Accusation of these and other administrative and financial failures that took place under the Slesnick leadership were not disputed by Slesnick. Time and again, without expressing a single “mea culpa,” he attributed those problems to failings in the nation’s economy. He said that administratively and economically things are improving. He did not say the improvements were due his or the city commission’s actions, but rather to measures undertaken by the “new city manager.”
(This struck some observers as odd. Most people in City Hall aver that Slesnick and City Manger Patrick Salerno are not always on the same page. The most serious and dividing issue was Salerno’s openly critical opinion of the professionalism of the former city attorney, the mayor’s favorite.)
But during the 60-minute debate (originally scheduled for 30 minutes more which the moderator Elliott Rodriguez cut without explanation) Slesnick was Slesnick. He made a number of misstatements that need to be corrected:
1. Social Security, he said, is underfunded like the Coral Gables pension fund.
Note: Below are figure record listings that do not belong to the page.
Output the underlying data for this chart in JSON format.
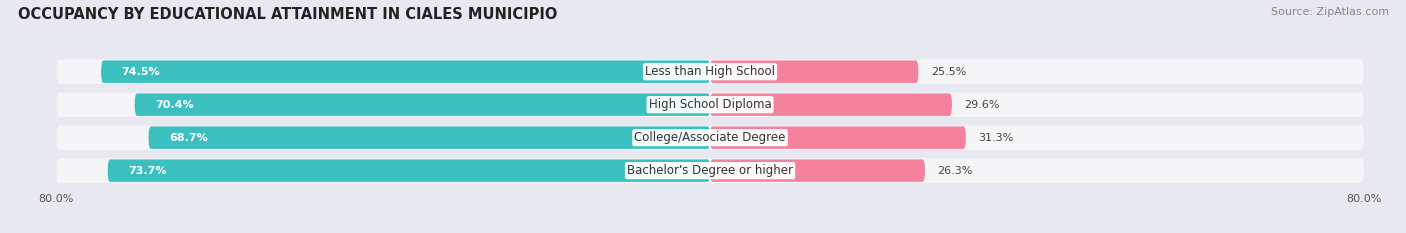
{
  "title": "OCCUPANCY BY EDUCATIONAL ATTAINMENT IN CIALES MUNICIPIO",
  "source": "Source: ZipAtlas.com",
  "categories": [
    "Less than High School",
    "High School Diploma",
    "College/Associate Degree",
    "Bachelor's Degree or higher"
  ],
  "owner_values": [
    74.5,
    70.4,
    68.7,
    73.7
  ],
  "renter_values": [
    25.5,
    29.6,
    31.3,
    26.3
  ],
  "owner_color": "#3bbfbf",
  "renter_color": "#f4829e",
  "xlim_left": -80.0,
  "xlim_right": 80.0,
  "axis_left_label": "80.0%",
  "axis_right_label": "80.0%",
  "background_color": "#e8e8f0",
  "bar_bg_color": "#f5f5f8",
  "title_fontsize": 10.5,
  "source_fontsize": 8,
  "bar_height": 0.68,
  "label_fontsize": 8.5,
  "value_fontsize": 8.0
}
Not true: S.S., according to government data, will have a surplus until about 2040, if not longer. (Our fund was current in 2001 when Slesnick became mayor.)
2. “We picked the new operator for the Country Club.” Not true. Nick Di Donato, President and CEO of the Liberty Entertainment Group of Toronto, chose Coral Gables. His company was the only one that wanted to invest in our previously mismanaged club. Yet he was treated with discourtesy by the mayor during a commission’s meeting.)
3. The function of the city attorney is to “coordinate” actions by outside lawyers. Not true. According to the job’s description, that official has to perform all legal functions in the city.
4. The city attorney’s office in recent years spent less on outside lawyers than appropriated. Not true. Between 2006 and 2009, these expenses were over-budgeted by $1,055,000.
5. In the last several years, Slesnick said, city employees have not had salary increases. Most of them had. His own, $34,123 in 2009, increased to $35,778 in 2010.
Most important, what indisputably emerged from the debate, is that Coral Gables has a series of difficult problems that originated and were exacerbated during the last 10 years – the decade of the Slesnick leadership.
The central question, therefore, is whether the city can afford to continue under the same leader, or whether on April 12 the residents should chose a new mayor.